My son is currently a young teenager but he acts like a grumpy old man sometimes. And when my friends and siblings share stories, it’s incredibly funny how we have such similar instances. Are they ALL related to each other since their capricious moods are all alike? How did my sweet, kind, carefree toddler grow into an impatient, unpleasant, and grumpy teen? I can only cherish the times when he reverts back to the sweet, kind, and innocent child and hold onto those memories…
So I’ve developed some tolerance skills that I want to share with you. Sometimes I really pray they work. But eventually I hope my child has been listening to me all these years and take my lessons to him into adulthood. And if he has his own children some day, I hope he remembers his own grumpy teenage years.
How to survive a brand new teenager:
Try to resist yelling at them. If that doesn’t work, yell at them anyway and hope for the best.
Try to give them some independence. You’ll be glad that once they can drive they’ll leave you alone for a couple of hours.
Once they do have their license and can drive, make them pick up all the last minute stuff that you inadvertently “forgot”.
Make them do ten loads of laundry a day that you’ve been doing since they were born. It’ll teach them great hands, arms, and legs coordination.
Don’t let them make their own mistakes. Trust me – you’ll be the one fixing them. Instead, you make mistakes and let them fix yours.
Find a great therapist. Either you, your spouse, or your kids will eventually need them.
Let them be who they are but be watchful. The quickest path to a yelling match is to not allow them self worth.
It’s okay to punish them. Tell them you’re doing it “because you love them”.
Learn to be on your phone for hours on end just like them. You might even enjoy this new hobby!

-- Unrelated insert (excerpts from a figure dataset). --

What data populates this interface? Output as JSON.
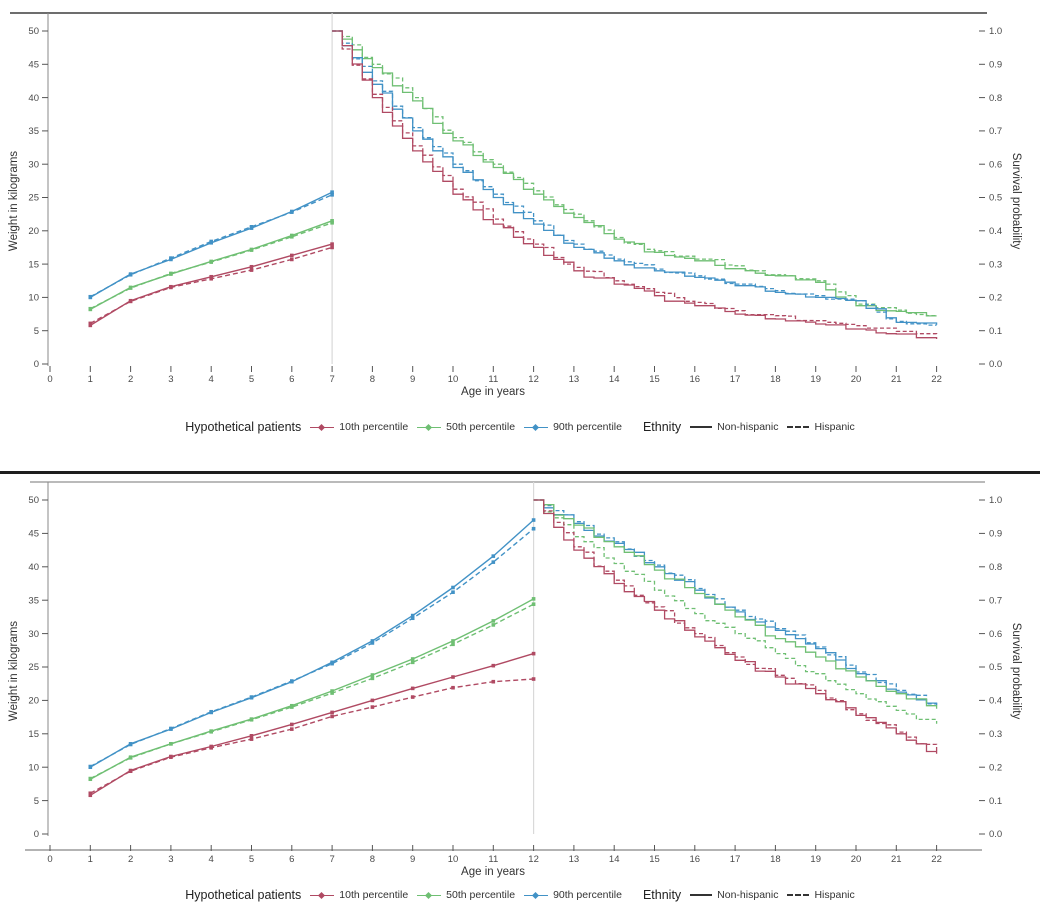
{
  "colors": {
    "p10": "#b04a63",
    "p50": "#6fbf73",
    "p90": "#4292c6",
    "ethnicity_line": "#333333",
    "axis_text": "#4a4a4a",
    "transition_line": "#d9d9d9",
    "top_panel_border": "#3d3d3d",
    "bottom_panel_border": "#909090",
    "axis_line": "#888888",
    "separator": "#1e1e1e"
  },
  "axes": {
    "left_label": "Weight in kilograms",
    "right_label": "Survival probability",
    "x_label": "Age in years"
  },
  "legend": {
    "patients_label": "Hypothetical patients",
    "items": [
      {
        "label": "10th percentile",
        "color": "p10"
      },
      {
        "label": "50th percentile",
        "color": "p50"
      },
      {
        "label": "90th percentile",
        "color": "p90"
      }
    ],
    "ethnicity_label": "Ethnity",
    "non_hispanic_label": "Non-hispanic",
    "hispanic_label": "Hispanic"
  },
  "chart_data": [
    {
      "type": "line",
      "panel": "top",
      "description": "Weight growth curves to age 7 then Kaplan-Meier style survival curves from age 7 to 22",
      "transition_age": 7,
      "x_axis": {
        "label": "Age in years",
        "ticks": [
          0,
          1,
          2,
          3,
          4,
          5,
          6,
          7,
          8,
          9,
          10,
          11,
          12,
          13,
          14,
          15,
          16,
          17,
          18,
          19,
          20,
          21,
          22
        ],
        "range": [
          0,
          22.8
        ]
      },
      "left_axis": {
        "label": "Weight in kilograms",
        "ticks": [
          0,
          5,
          10,
          15,
          20,
          25,
          30,
          35,
          40,
          45,
          50
        ],
        "range": [
          0,
          50
        ]
      },
      "right_axis": {
        "label": "Survival probability",
        "ticks": [
          0.0,
          0.1,
          0.2,
          0.3,
          0.4,
          0.5,
          0.6,
          0.7,
          0.8,
          0.9,
          1.0
        ],
        "range": [
          0,
          1
        ]
      },
      "weight_series": [
        {
          "name": "90th percentile Non-hispanic",
          "color": "p90",
          "dashed": false,
          "x": [
            1,
            2,
            3,
            4,
            5,
            6,
            7
          ],
          "y": [
            10.0,
            13.5,
            15.7,
            18.2,
            20.4,
            22.9,
            25.8
          ]
        },
        {
          "name": "90th percentile Hispanic",
          "color": "p90",
          "dashed": true,
          "x": [
            1,
            2,
            3,
            4,
            5,
            6,
            7
          ],
          "y": [
            10.1,
            13.4,
            15.9,
            18.4,
            20.6,
            22.8,
            25.4
          ]
        },
        {
          "name": "50th percentile Non-hispanic",
          "color": "p50",
          "dashed": false,
          "x": [
            1,
            2,
            3,
            4,
            5,
            6,
            7
          ],
          "y": [
            8.2,
            11.5,
            13.5,
            15.4,
            17.2,
            19.3,
            21.5
          ]
        },
        {
          "name": "50th percentile Hispanic",
          "color": "p50",
          "dashed": true,
          "x": [
            1,
            2,
            3,
            4,
            5,
            6,
            7
          ],
          "y": [
            8.3,
            11.4,
            13.6,
            15.3,
            17.1,
            19.1,
            21.2
          ]
        },
        {
          "name": "10th percentile Non-hispanic",
          "color": "p10",
          "dashed": false,
          "x": [
            1,
            2,
            3,
            4,
            5,
            6,
            7
          ],
          "y": [
            5.8,
            9.5,
            11.6,
            13.1,
            14.6,
            16.3,
            18.0
          ]
        },
        {
          "name": "10th percentile Hispanic",
          "color": "p10",
          "dashed": true,
          "x": [
            1,
            2,
            3,
            4,
            5,
            6,
            7
          ],
          "y": [
            6.1,
            9.4,
            11.5,
            12.8,
            14.1,
            15.7,
            17.5
          ]
        }
      ],
      "survival_series": [
        {
          "name": "50th percentile Non-hispanic",
          "color": "p50",
          "dashed": false,
          "x": [
            7,
            8,
            9,
            10,
            11,
            12,
            13,
            14,
            15,
            16,
            17,
            18,
            19,
            20,
            21,
            22
          ],
          "y": [
            1.0,
            0.89,
            0.79,
            0.67,
            0.59,
            0.51,
            0.44,
            0.375,
            0.335,
            0.31,
            0.29,
            0.265,
            0.245,
            0.175,
            0.158,
            0.147
          ]
        },
        {
          "name": "50th percentile Hispanic",
          "color": "p50",
          "dashed": true,
          "x": [
            7,
            8,
            9,
            10,
            11,
            12,
            13,
            14,
            15,
            16,
            17,
            18,
            19,
            20,
            21,
            22
          ],
          "y": [
            1.0,
            0.9,
            0.8,
            0.68,
            0.6,
            0.52,
            0.45,
            0.38,
            0.34,
            0.315,
            0.295,
            0.27,
            0.25,
            0.18,
            0.162,
            0.15
          ]
        },
        {
          "name": "90th percentile Non-hispanic",
          "color": "p90",
          "dashed": false,
          "x": [
            7,
            8,
            9,
            10,
            11,
            12,
            13,
            14,
            15,
            16,
            17,
            18,
            19,
            20,
            21,
            22
          ],
          "y": [
            1.0,
            0.84,
            0.7,
            0.59,
            0.5,
            0.42,
            0.35,
            0.31,
            0.28,
            0.26,
            0.235,
            0.215,
            0.2,
            0.19,
            0.125,
            0.118
          ]
        },
        {
          "name": "90th percentile Hispanic",
          "color": "p90",
          "dashed": true,
          "x": [
            7,
            8,
            9,
            10,
            11,
            12,
            13,
            14,
            15,
            16,
            17,
            18,
            19,
            20,
            21,
            22
          ],
          "y": [
            1.0,
            0.85,
            0.71,
            0.6,
            0.51,
            0.43,
            0.36,
            0.315,
            0.285,
            0.265,
            0.24,
            0.22,
            0.205,
            0.19,
            0.128,
            0.12
          ]
        },
        {
          "name": "10th percentile Non-hispanic",
          "color": "p10",
          "dashed": false,
          "x": [
            7,
            8,
            9,
            10,
            11,
            12,
            13,
            14,
            15,
            16,
            17,
            18,
            19,
            20,
            21,
            22
          ],
          "y": [
            1.0,
            0.8,
            0.64,
            0.51,
            0.42,
            0.35,
            0.28,
            0.24,
            0.205,
            0.175,
            0.15,
            0.135,
            0.12,
            0.105,
            0.09,
            0.075
          ]
        },
        {
          "name": "10th percentile Hispanic",
          "color": "p10",
          "dashed": true,
          "x": [
            7,
            8,
            9,
            10,
            11,
            12,
            13,
            14,
            15,
            16,
            17,
            18,
            19,
            20,
            21,
            22
          ],
          "y": [
            1.0,
            0.81,
            0.655,
            0.525,
            0.435,
            0.36,
            0.29,
            0.25,
            0.215,
            0.185,
            0.16,
            0.145,
            0.13,
            0.115,
            0.098,
            0.083
          ]
        }
      ]
    },
    {
      "type": "line",
      "panel": "bottom",
      "description": "Weight growth curves to age 12 then Kaplan-Meier style survival curves from age 12 to 22",
      "transition_age": 12,
      "x_axis": {
        "label": "Age in years",
        "ticks": [
          0,
          1,
          2,
          3,
          4,
          5,
          6,
          7,
          8,
          9,
          10,
          11,
          12,
          13,
          14,
          15,
          16,
          17,
          18,
          19,
          20,
          21,
          22
        ],
        "range": [
          0,
          22.8
        ]
      },
      "left_axis": {
        "label": "Weight in kilograms",
        "ticks": [
          0,
          5,
          10,
          15,
          20,
          25,
          30,
          35,
          40,
          45,
          50
        ],
        "range": [
          0,
          50
        ]
      },
      "right_axis": {
        "label": "Survival probability",
        "ticks": [
          0.0,
          0.1,
          0.2,
          0.3,
          0.4,
          0.5,
          0.6,
          0.7,
          0.8,
          0.9,
          1.0
        ],
        "range": [
          0,
          1
        ]
      },
      "weight_series": [
        {
          "name": "90th percentile Non-hispanic",
          "color": "p90",
          "dashed": false,
          "x": [
            1,
            2,
            3,
            4,
            5,
            6,
            7,
            8,
            9,
            10,
            11,
            12
          ],
          "y": [
            10.0,
            13.5,
            15.7,
            18.2,
            20.4,
            22.8,
            25.7,
            28.9,
            32.7,
            36.9,
            41.6,
            47.0
          ]
        },
        {
          "name": "90th percentile Hispanic",
          "color": "p90",
          "dashed": true,
          "x": [
            1,
            2,
            3,
            4,
            5,
            6,
            7,
            8,
            9,
            10,
            11,
            12
          ],
          "y": [
            10.1,
            13.4,
            15.8,
            18.3,
            20.5,
            22.9,
            25.5,
            28.6,
            32.3,
            36.2,
            40.7,
            45.7
          ]
        },
        {
          "name": "50th percentile Non-hispanic",
          "color": "p50",
          "dashed": false,
          "x": [
            1,
            2,
            3,
            4,
            5,
            6,
            7,
            8,
            9,
            10,
            11,
            12
          ],
          "y": [
            8.2,
            11.5,
            13.5,
            15.4,
            17.2,
            19.2,
            21.4,
            23.8,
            26.2,
            28.9,
            31.9,
            35.2
          ]
        },
        {
          "name": "50th percentile Hispanic",
          "color": "p50",
          "dashed": true,
          "x": [
            1,
            2,
            3,
            4,
            5,
            6,
            7,
            8,
            9,
            10,
            11,
            12
          ],
          "y": [
            8.3,
            11.4,
            13.5,
            15.3,
            17.1,
            19.0,
            21.1,
            23.3,
            25.7,
            28.4,
            31.3,
            34.4
          ]
        },
        {
          "name": "10th percentile Non-hispanic",
          "color": "p10",
          "dashed": false,
          "x": [
            1,
            2,
            3,
            4,
            5,
            6,
            7,
            8,
            9,
            10,
            11,
            12
          ],
          "y": [
            5.8,
            9.5,
            11.6,
            13.1,
            14.7,
            16.4,
            18.2,
            20.0,
            21.8,
            23.5,
            25.2,
            27.0
          ]
        },
        {
          "name": "10th percentile Hispanic",
          "color": "p10",
          "dashed": true,
          "x": [
            1,
            2,
            3,
            4,
            5,
            6,
            7,
            8,
            9,
            10,
            11,
            12
          ],
          "y": [
            6.1,
            9.4,
            11.5,
            12.9,
            14.2,
            15.7,
            17.6,
            19.0,
            20.5,
            21.9,
            22.8,
            23.2
          ]
        }
      ],
      "survival_series": [
        {
          "name": "90th percentile Non-hispanic",
          "color": "p90",
          "dashed": false,
          "x": [
            12,
            13,
            14,
            15,
            16,
            17,
            18,
            19,
            20,
            21,
            22
          ],
          "y": [
            1.0,
            0.93,
            0.87,
            0.8,
            0.73,
            0.665,
            0.61,
            0.555,
            0.48,
            0.425,
            0.385
          ]
        },
        {
          "name": "90th percentile Hispanic",
          "color": "p90",
          "dashed": true,
          "x": [
            12,
            13,
            14,
            15,
            16,
            17,
            18,
            19,
            20,
            21,
            22
          ],
          "y": [
            1.0,
            0.935,
            0.875,
            0.805,
            0.735,
            0.67,
            0.615,
            0.56,
            0.485,
            0.43,
            0.388
          ]
        },
        {
          "name": "50th percentile Non-hispanic",
          "color": "p50",
          "dashed": false,
          "x": [
            12,
            13,
            14,
            15,
            16,
            17,
            18,
            19,
            20,
            21,
            22
          ],
          "y": [
            1.0,
            0.925,
            0.86,
            0.79,
            0.72,
            0.65,
            0.585,
            0.53,
            0.47,
            0.42,
            0.375
          ]
        },
        {
          "name": "50th percentile Hispanic",
          "color": "p50",
          "dashed": true,
          "x": [
            12,
            13,
            14,
            15,
            16,
            17,
            18,
            19,
            20,
            21,
            22
          ],
          "y": [
            1.0,
            0.89,
            0.81,
            0.73,
            0.66,
            0.6,
            0.54,
            0.48,
            0.42,
            0.37,
            0.33
          ]
        },
        {
          "name": "10th percentile Non-hispanic",
          "color": "p10",
          "dashed": false,
          "x": [
            12,
            13,
            14,
            15,
            16,
            17,
            18,
            19,
            20,
            21,
            22
          ],
          "y": [
            1.0,
            0.85,
            0.75,
            0.67,
            0.59,
            0.52,
            0.47,
            0.42,
            0.355,
            0.3,
            0.24
          ]
        },
        {
          "name": "10th percentile Hispanic",
          "color": "p10",
          "dashed": true,
          "x": [
            12,
            13,
            14,
            15,
            16,
            17,
            18,
            19,
            20,
            21,
            22
          ],
          "y": [
            1.0,
            0.86,
            0.76,
            0.68,
            0.6,
            0.53,
            0.475,
            0.43,
            0.36,
            0.305,
            0.245
          ]
        }
      ]
    }
  ]
}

Ask them a question, then ignore them. This reverse psychology method will surely work, right?
In the end, we all want what’s best for our kids. But it takes a lot of growing pains for the parents and children while your kids are still developing and learning. So be sure to take some time for yourself. Read a book. Write a story. Languish at the pool. Because tomorrow the (arguing, ignoring, late nights, and insert your own action) will once again commence.